Dipasupil: oh yes I will always remember Joe Burgos. I don’t know if you know Joe Burgos
Aniceto: Joe Burgos? Familiar po
Dipasupil: he was from Malaya. He’s an icon of press freedom. The one paper even
reformed ahead of the Inquirer that fought against Marcos as a result of improper governance. He was put in jail. And we were there. I was in Malaya when he was..malapit na ma-lift ang Martial Law. So we were the first to report on what happened in 1986. People’s power. Wala pang Inquirer noon eh. Kasi wala pang Malaya- sa Inquirer toh. They called it the Mosquito Press because (Aniceto: ay yeah. Pests daw) Oo, they were working underground. We had no faciltity cause although we..kasi takot ka..diba takot ka military lahat?
Dipasupil: we usually borrow phones- phones of the neighbors to get our stories done, to get our stories printed. We were relying on the kindness of people, to you know, get rid of the government. And he was once a very very prolific person. He stood up for what he believed and he’s, he’s my hero you can say. He’s my hero. I’ve never met anyone like him ever. I mean, I’ve been, I’ve had so many bosses.
Aniceto: Besides editors po baka there are other people pa po na..
Dipasupil: ah, influences…maybe I like columnists. I like reading the columns of Conrado De Quiros
Aniceto: ah okay, Conrado De Quiros
Dipasupil: Oo. I like reading ____who used to be my editor. He’s also in the Inquirer
Aniceto: How is he po as an editor?
Dipasupil: ohh..he’s very very particular about accuracy, if your grammar is accurate. Accuracy is very important in getting the story right. He’s very particular about that. And he also wrote in a very clear, simple style everybody understood whether you were trained or worked or in college or a professional. Everybody thinks that for the right paper, Kailangan mabibigat yung salita mo. Ah no, its not a very common agent. everybody should be able to understand. So you write actually for someone whose level of education is from the 6th grade up
Aniceto: oh okay. We’re down to our last question
Aniceto: The last question is uhmm.. the most memorable event po that you can remember as a newspaper editor?
Dipasupil: Ahh.. I think it was 1986 yung people power.
Aniceto: People power po talaga?
Dipasupil: Because talagang everybody.. you know.. Everybody was out and we tell that we had a hand you know in exposing.. it started with an expose of Malaya of the fake war medals ni Marcos for which he jailed Mr. Burgos Kaya nga.. wala pa nga ako doon eh.. I was with the journal then. It was a controlled press so when we were kicked out by Mr. Romualdez, that’s when I joined Malaya. It’s very ironic because now, I work for his daughter-in-law, Cocoy Romualdez who is the brother-in-law of President Marcos. His son married the daughter of the owner of Inquirer.

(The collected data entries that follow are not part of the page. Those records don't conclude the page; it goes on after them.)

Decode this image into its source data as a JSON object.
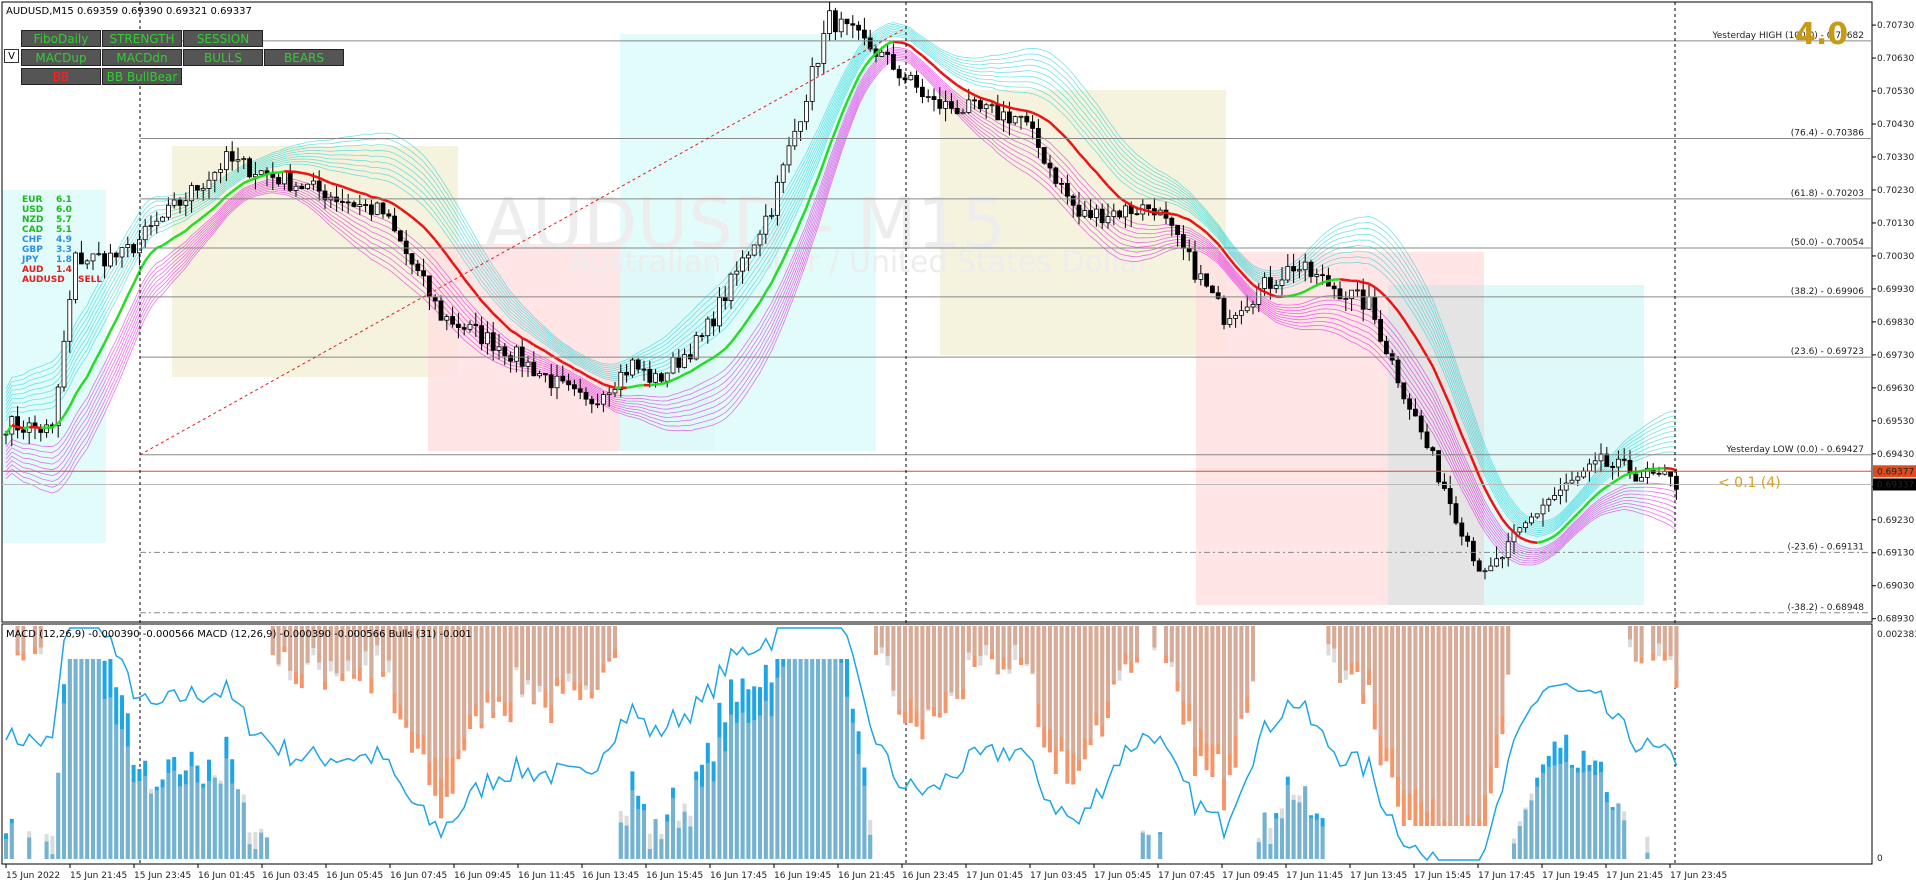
{
  "header": {
    "symbol_text": "AUDUSD,M15  0.69359 0.69390 0.69321 0.69337",
    "watermark_main": "AUDUSD - M15",
    "watermark_sub": "Australian Dollar / United States Dollar",
    "version_label": "4.0",
    "info_label": "< 0.1 (4)"
  },
  "toolbar": {
    "v_label": "V",
    "buttons": [
      {
        "id": "fibodaily",
        "label": "FiboDaily",
        "color": "#32CD32"
      },
      {
        "id": "strength",
        "label": "STRENGTH",
        "color": "#32CD32"
      },
      {
        "id": "session",
        "label": "SESSION",
        "color": "#32CD32"
      },
      {
        "id": "macdup",
        "label": "MACDup",
        "color": "#32CD32"
      },
      {
        "id": "macddn",
        "label": "MACDdn",
        "color": "#32CD32"
      },
      {
        "id": "bulls",
        "label": "BULLS",
        "color": "#32CD32"
      },
      {
        "id": "bears",
        "label": "BEARS",
        "color": "#32CD32"
      },
      {
        "id": "bb",
        "label": "BB",
        "color": "#FF2020"
      },
      {
        "id": "bbbullbear",
        "label": "BB BullBear",
        "color": "#32CD32"
      }
    ]
  },
  "strength_panel": [
    {
      "cur": "EUR",
      "val": "6.1",
      "color": "#22B422"
    },
    {
      "cur": "USD",
      "val": "6.0",
      "color": "#22B422"
    },
    {
      "cur": "NZD",
      "val": "5.7",
      "color": "#22B422"
    },
    {
      "cur": "CAD",
      "val": "5.1",
      "color": "#22B422"
    },
    {
      "cur": "CHF",
      "val": "4.9",
      "color": "#2E8FE0"
    },
    {
      "cur": "GBP",
      "val": "3.3",
      "color": "#2E8FE0"
    },
    {
      "cur": "JPY",
      "val": "1.8",
      "color": "#2E8FE0"
    },
    {
      "cur": "AUD",
      "val": "1.4",
      "color": "#E02020"
    },
    {
      "cur": "AUDUSD",
      "val": "SELL",
      "color": "#E02020"
    }
  ],
  "price_axis": {
    "ticks": [
      "0.70730",
      "0.70630",
      "0.70530",
      "0.70430",
      "0.70330",
      "0.70230",
      "0.70130",
      "0.70030",
      "0.69930",
      "0.69830",
      "0.69730",
      "0.69630",
      "0.69530",
      "0.69430",
      "0.69330",
      "0.69230",
      "0.69130",
      "0.69030",
      "0.68930"
    ],
    "bid_label": "0.69377",
    "last_label": "0.69337"
  },
  "fibo_labels": [
    {
      "price": 0.70682,
      "text": "Yesterday HIGH (100.0) - 0.70682"
    },
    {
      "price": 0.70386,
      "text": "(76.4) - 0.70386"
    },
    {
      "price": 0.70203,
      "text": "(61.8) - 0.70203"
    },
    {
      "price": 0.70054,
      "text": "(50.0) - 0.70054"
    },
    {
      "price": 0.69906,
      "text": "(38.2) - 0.69906"
    },
    {
      "price": 0.69723,
      "text": "(23.6) - 0.69723"
    },
    {
      "price": 0.69427,
      "text": "Yesterday LOW (0.0) - 0.69427"
    },
    {
      "price": 0.69131,
      "text": "(-23.6) - 0.69131"
    },
    {
      "price": 0.68948,
      "text": "(-38.2) - 0.68948"
    }
  ],
  "macd_panel": {
    "label": "MACD (12,26,9) -0.000390 -0.000566  MACD (12,26,9) -0.000390 -0.000566  Bulls (31) -0.001",
    "top_tick": "0.002383",
    "zero_tick": "0"
  },
  "time_axis": [
    "15 Jun 2022",
    "15 Jun 21:45",
    "15 Jun 23:45",
    "16 Jun 01:45",
    "16 Jun 03:45",
    "16 Jun 05:45",
    "16 Jun 07:45",
    "16 Jun 09:45",
    "16 Jun 11:45",
    "16 Jun 13:45",
    "16 Jun 15:45",
    "16 Jun 17:45",
    "16 Jun 19:45",
    "16 Jun 21:45",
    "16 Jun 23:45",
    "17 Jun 01:45",
    "17 Jun 03:45",
    "17 Jun 05:45",
    "17 Jun 07:45",
    "17 Jun 09:45",
    "17 Jun 11:45",
    "17 Jun 13:45",
    "17 Jun 15:45",
    "17 Jun 17:45",
    "17 Jun 19:45",
    "17 Jun 21:45",
    "17 Jun 23:45"
  ],
  "colors": {
    "up_ma": "#22DD22",
    "down_ma": "#EE1111",
    "band_bull": "#00CED1",
    "band_bear": "#DD00DD",
    "macd_blue": "#1EA5E6",
    "macd_orange": "#F4956A",
    "bulls_gray": "#BDBDBD"
  },
  "chart_data": {
    "type": "candlestick",
    "symbol": "AUDUSD",
    "timeframe": "M15",
    "ylim": [
      0.6892,
      0.708
    ],
    "key_points": [
      {
        "bar": 0,
        "price": 0.6952
      },
      {
        "bar": 8,
        "price": 0.695
      },
      {
        "bar": 12,
        "price": 0.7002
      },
      {
        "bar": 20,
        "price": 0.7003
      },
      {
        "bar": 38,
        "price": 0.7032
      },
      {
        "bar": 55,
        "price": 0.7022
      },
      {
        "bar": 65,
        "price": 0.7016
      },
      {
        "bar": 75,
        "price": 0.6985
      },
      {
        "bar": 85,
        "price": 0.6976
      },
      {
        "bar": 100,
        "price": 0.6958
      },
      {
        "bar": 108,
        "price": 0.697
      },
      {
        "bar": 112,
        "price": 0.6965
      },
      {
        "bar": 120,
        "price": 0.6978
      },
      {
        "bar": 132,
        "price": 0.7018
      },
      {
        "bar": 142,
        "price": 0.7075
      },
      {
        "bar": 150,
        "price": 0.7065
      },
      {
        "bar": 160,
        "price": 0.7049
      },
      {
        "bar": 175,
        "price": 0.7045
      },
      {
        "bar": 185,
        "price": 0.7015
      },
      {
        "bar": 198,
        "price": 0.7018
      },
      {
        "bar": 210,
        "price": 0.6985
      },
      {
        "bar": 222,
        "price": 0.7
      },
      {
        "bar": 235,
        "price": 0.6988
      },
      {
        "bar": 245,
        "price": 0.6945
      },
      {
        "bar": 255,
        "price": 0.6905
      },
      {
        "bar": 265,
        "price": 0.6928
      },
      {
        "bar": 275,
        "price": 0.694
      },
      {
        "bar": 288,
        "price": 0.6934
      }
    ]
  }
}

Dipasupil: Hindi ba sobrang ironic? But then that’s one of my ano.. I think that.. even the other coup’s and the (Aniceto: yeah..) 1986 because it meant a lot of tension. It meant that you know.. the press then was very free before the Marshall law controlled the press. May control then nawala bigla so we were free again and right now we’re doing pretty well with the experience. Although, I’m quite sad na hindi naman na fulfill yung what it meant to fulfill.. I’m quite sad about that because parang.. we’re back to square one. That’s what I feel bad about. So, yun.

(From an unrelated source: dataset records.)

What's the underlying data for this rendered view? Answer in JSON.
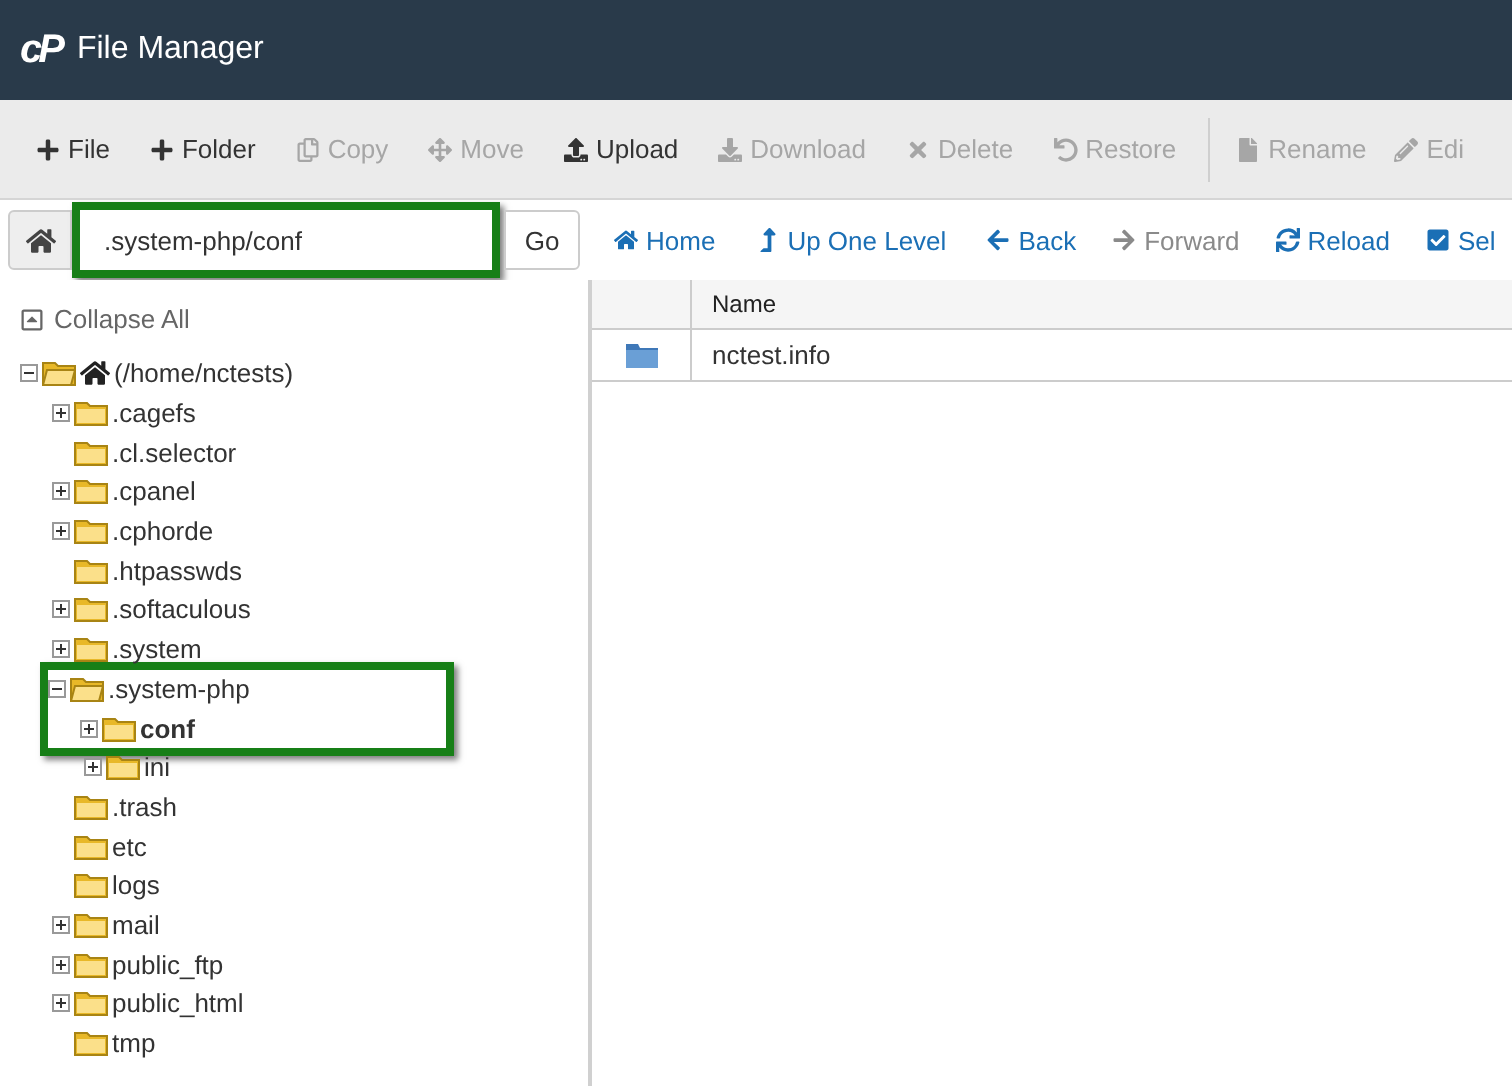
{
  "header": {
    "logo": "cP",
    "title": "File Manager"
  },
  "toolbar": [
    {
      "label": "File",
      "kind": "new-file",
      "disabled": false
    },
    {
      "label": "Folder",
      "kind": "new-folder",
      "disabled": false
    },
    {
      "label": "Copy",
      "kind": "copy",
      "disabled": true
    },
    {
      "label": "Move",
      "kind": "move",
      "disabled": true
    },
    {
      "label": "Upload",
      "kind": "upload",
      "disabled": false
    },
    {
      "label": "Download",
      "kind": "download",
      "disabled": true
    },
    {
      "label": "Delete",
      "kind": "delete",
      "disabled": true
    },
    {
      "label": "Restore",
      "kind": "restore",
      "disabled": true
    },
    {
      "label": "Rename",
      "kind": "rename",
      "disabled": true,
      "separated": true
    },
    {
      "label": "Edi",
      "kind": "edit",
      "disabled": true
    }
  ],
  "path_bar": {
    "value": ".system-php/conf",
    "highlighted": true,
    "go": "Go"
  },
  "nav": [
    {
      "label": "Home",
      "kind": "home",
      "disabled": false
    },
    {
      "label": "Up One Level",
      "kind": "up",
      "disabled": false
    },
    {
      "label": "Back",
      "kind": "back",
      "disabled": false
    },
    {
      "label": "Forward",
      "kind": "forward",
      "disabled": true
    },
    {
      "label": "Reload",
      "kind": "reload",
      "disabled": false
    },
    {
      "label": "Sel",
      "kind": "select",
      "disabled": false
    }
  ],
  "collapse_all": "Collapse All",
  "tree": {
    "label": "(/home/nctests)",
    "kind": "branch",
    "expanded": true,
    "selected": false,
    "highlighted": false,
    "children": [
      {
        "label": ".cagefs",
        "kind": "branch",
        "expanded": false,
        "selected": false,
        "highlighted": false
      },
      {
        "label": ".cl.selector",
        "kind": "leaf",
        "expanded": false,
        "selected": false,
        "highlighted": false
      },
      {
        "label": ".cpanel",
        "kind": "branch",
        "expanded": false,
        "selected": false,
        "highlighted": false
      },
      {
        "label": ".cphorde",
        "kind": "branch",
        "expanded": false,
        "selected": false,
        "highlighted": false
      },
      {
        "label": ".htpasswds",
        "kind": "leaf",
        "expanded": false,
        "selected": false,
        "highlighted": false
      },
      {
        "label": ".softaculous",
        "kind": "branch",
        "expanded": false,
        "selected": false,
        "highlighted": false
      },
      {
        "label": ".system",
        "kind": "branch",
        "expanded": false,
        "selected": false,
        "highlighted": false
      },
      {
        "label": ".system-php",
        "kind": "branch",
        "expanded": true,
        "selected": false,
        "highlighted": true,
        "children": [
          {
            "label": "conf",
            "kind": "branch",
            "expanded": false,
            "selected": true,
            "highlighted": true
          },
          {
            "label": "ini",
            "kind": "branch",
            "expanded": false,
            "selected": false,
            "highlighted": false
          }
        ]
      },
      {
        "label": ".trash",
        "kind": "leaf",
        "expanded": false,
        "selected": false,
        "highlighted": false
      },
      {
        "label": "etc",
        "kind": "leaf",
        "expanded": false,
        "selected": false,
        "highlighted": false
      },
      {
        "label": "logs",
        "kind": "leaf",
        "expanded": false,
        "selected": false,
        "highlighted": false
      },
      {
        "label": "mail",
        "kind": "branch",
        "expanded": false,
        "selected": false,
        "highlighted": false
      },
      {
        "label": "public_ftp",
        "kind": "branch",
        "expanded": false,
        "selected": false,
        "highlighted": false
      },
      {
        "label": "public_html",
        "kind": "branch",
        "expanded": false,
        "selected": false,
        "highlighted": false
      },
      {
        "label": "tmp",
        "kind": "leaf",
        "expanded": false,
        "selected": false,
        "highlighted": false
      }
    ]
  },
  "table": {
    "columns": [
      "Name"
    ],
    "rows": [
      {
        "name": "nctest.info"
      }
    ]
  }
}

Aniceto: So, that’s all po. Thank you po!
Dipasupil: That’s all! Ok!
Martie: Thank you! Thank you so much!
Dipasupil: I dunno if that will do
Martie: It’s ok!
Aniceto: It will po!

Ester G. Dipasupil was born on Sept. 20, 1953 in Metro Manila. She graduated from the University of the Philippines Diliman with a Bachelor of Arts degree in English, and pursued a Master of Arts degree in Magazine Journalism at Ohio State University. People’s Journal, The Leader Magazine, Woman Today, Philippine Daily Globe, Manila Standard, Manila Times, Malaya Sunday Magazine are just a few of many newspapers and magazines which she worked for. At the time of the interview, she was Metro editor of the Philippine Daily Inquirer.